Calculating eigenstates of an operator

[barefeet]

Homework Statement

Consider a two-dimensional space spanned by two orthonormal state vectors $\mid \alpha \rangle$ and $\mid \beta \rangle$. An operator is expressed in terms of these vectors as
$$A = \mid \alpha \rangle \langle \alpha \mid + \lambda \mid \beta \rangle \langle \alpha \mid + \lambda^* \mid \alpha \rangle \langle \beta \mid + \mu \mid \beta \rangle \langle \beta \mid$$

Determine the eigenstates of A for the case where (i) $\lambda = 1, \mu = \pm 1$, (ii) $\lambda = i, \mu = \pm 1$. Do this problem also by expressing A as a 2 X 2 matrix with eigenstates as the column vectors.

Homework Equations

Just linear algebra rules.

The Attempt at a Solution

I started with $\lambda = 1, \mu = 1$. Then A is:
$$A = \mid \alpha \rangle \langle \alpha \mid + \mid \beta \rangle \langle \alpha \mid + \mid \alpha \rangle \langle \beta \mid + \mid \beta \rangle \langle \beta \mid$$

$$A \mid \alpha \rangle = \mid \alpha \rangle \langle \alpha \mid \alpha \rangle + \mid \beta \rangle \langle \alpha \mid \alpha \rangle + \mid \alpha \rangle \langle \beta \mid \alpha \rangle + \mid \beta \rangle \langle \beta \mid \alpha \rangle = \mid \alpha \rangle + \mid \beta \rangle$$

$$A \mid \beta \rangle = \mid \alpha \rangle \langle \alpha \mid \beta \rangle + \mid \beta \rangle \langle \alpha \mid \beta \rangle + \mid \alpha \rangle \langle \beta \mid \beta \rangle + \mid \beta \rangle \langle \beta \mid \beta \rangle = \mid \alpha \rangle + \mid \beta \rangle$$

The eigenstate is $\mid a_n \rangle$ with eigenvalue $a_n$. Then the following holds:
$$A \mid a_n \rangle = a_n \mid a_n \rangle$$

The eigenstate $\mid a_n \rangle$ can be expressed in the basis vectors $\mid \alpha \rangle$ and $\mid \beta \rangle$:

$$\mid a_n \rangle = c_1 \mid \alpha \rangle + c_2 \mid \beta \rangle$$

Then the earlier equation becomes:
$$A \mid a_n \rangle = A( c_1 \mid \alpha \rangle + c_2 \mid \beta \rangle ) = a_n (c_1 \mid \alpha \rangle + c_2 \mid \beta \rangle$$

But this is also:
$$A( c_1 \mid \alpha \rangle + c_2 \mid \beta \rangle ) = c_1 A \mid \alpha \rangle + c_2 A \mid \beta \rangle = c_1 (\mid \alpha \rangle + \mid \beta \rangle) + c_2 (\mid \alpha \rangle + \mid \beta \rangle) \\ = (c_1 + c_2) \mid \alpha \rangle + (c_1 + c_2) \mid \beta \rangle$$

This gives the equations :
$$a_n c_1 = c_1 + c_2$$
$$a_n c_2 = c_1 + c_2$$

The only solution is if $c_1 = c_2 = 0$. Obviously I am doing something wrong but I can't see it.

 

[TSny]

This gives the equations :
$$a_n c_1 = c_1 + c_2$$
$$a_n c_2 = c_1 + c_2$$
The only solution is if $c_1 = c_2 = 0$. Obviously I am doing something wrong but I can't see it.

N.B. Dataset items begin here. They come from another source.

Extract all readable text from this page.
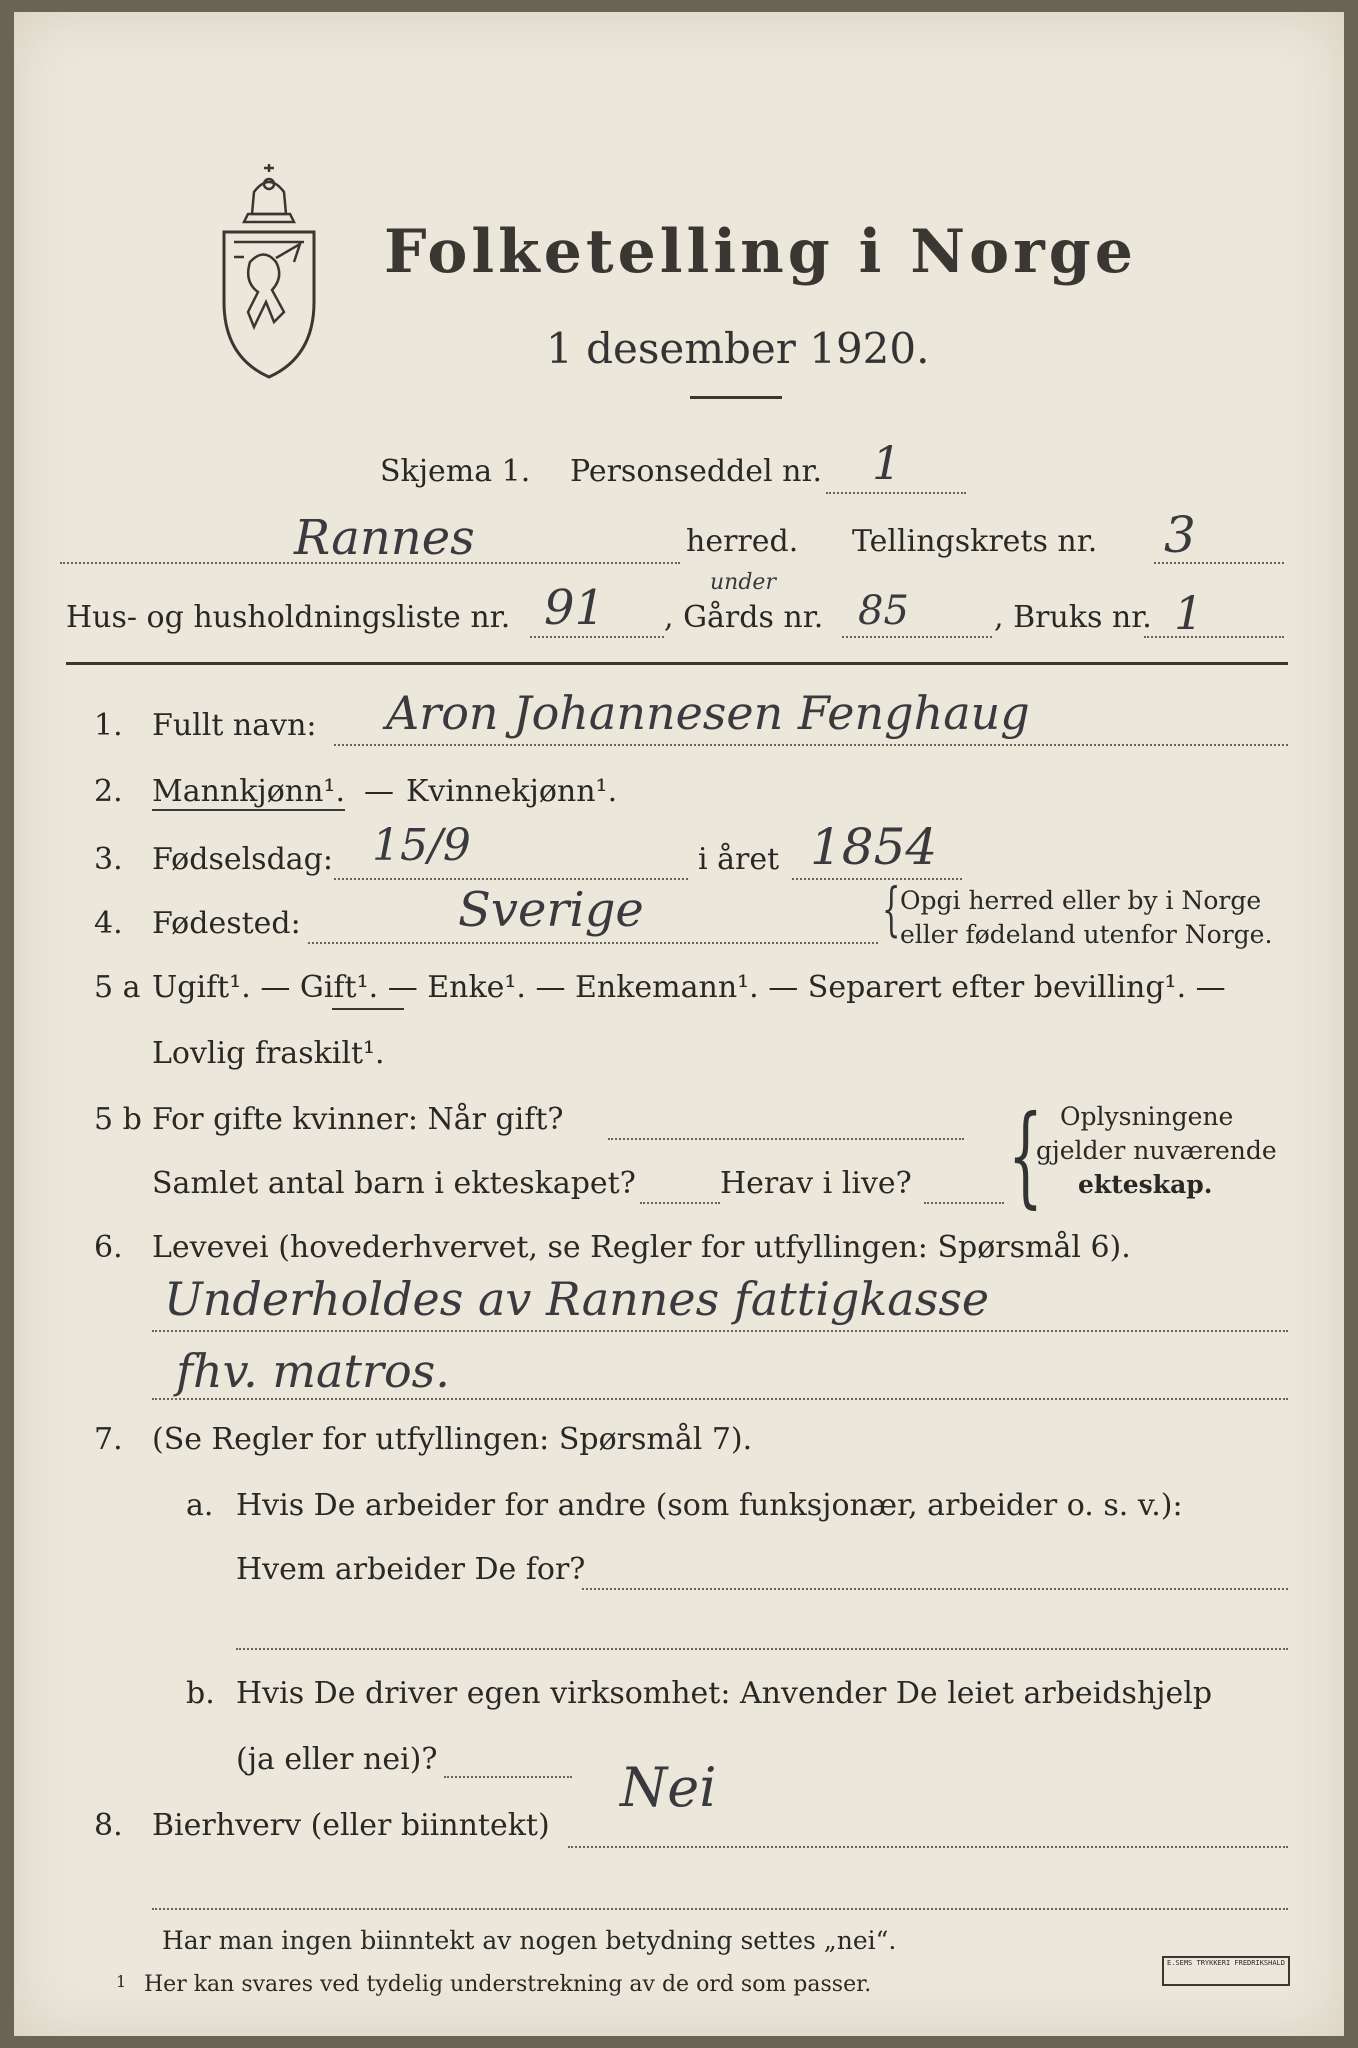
Folketelling i Norge
1 desember 1920.
Skjema 1. Personseddel nr. 1
Rannes	herred. Tellingskrets nr. 3
Hus- og husholdningsliste nr. 91 , Gårds nr.
under
85	, Bruks nr. 1
1. Fullt navn: Aron Johannesen Fenghaug
2. Mannkjønn¹. — Kvinnekjønn¹.
3. Fødselsdag: 15/9	i året 1854
4. Fødested:	Sverige	{ Opgi herred eller by i Norge
eller fødeland utenfor Norge.
5 a Ugift¹. — Gift¹. — Enke¹. — Enkemann¹. — Separert efter bevilling¹. —
Lovlig fraskilt¹.
5 b For gifte kvinner: Når gift?
Samlet antal barn i ekteskapet?	Herav i live? { Oplysningene
gjelder nuværende
ekteskap.
6. Levevei (hovederhvervet, se Regler for utfyllingen: Spørsmål 6).
Underholdes av Rannes fattigkasse
fhv. matros.
7. (Se Regler for utfyllingen: Spørsmål 7).
a. Hvis De arbeider for andre (som funksjonær, arbeider o. s. v.):
Hvem arbeider De for?
b. Hvis De driver egen virksomhet: Anvender De leiet arbeidshjelp
(ja eller nei)?
8. Bierhverv (eller biinntekt)
Nei
Har man ingen biinntekt av nogen betydning settes „nei“.
1 Her kan svares ved tydelig understrekning av de ord som passer.
E.SEMS TRYKKERI FREDRIKSHALD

Are you sure that's the only solution?

 

[barefeet]

I see, but I still get one non trivial solution out of it.
If one is 0, then both are 0. So they are either both nonzero or both 0. If they are nonzero, I can write:
$$a_n = \frac{c_1 + c_2}{c_1} = \frac{c_1 + c_2}{c_2}$$
If $c_1 + c_2 =0$ then $a_n =0$ or the c's are 0. If $c_1 + c_2$ is nonzero, then I can divide by it and gives me $c_1 = c_2$ with $a_n = 2$ Unnormalized I can take as eigenstate $\mid \alpha \rangle + \mid \beta \rangle$.
Now I can't find the other eigenstate. $\mid \alpha \rangle - \mid \beta \rangle$ is orthogonal to this eigenstate but letting A operate on it gives me 0. Or does this just mean that it is an eigenstate with eigenvalue 0?

 

[TSny]

Or does this just mean that it is an eigenstate with eigenvalue 0?

That's it.

Another approach is to subtract the two equations:
$a_nc_1 = c_1+c_2$
$a_nc_2 = c_1+c_2$

 

[barefeet]

Thanks again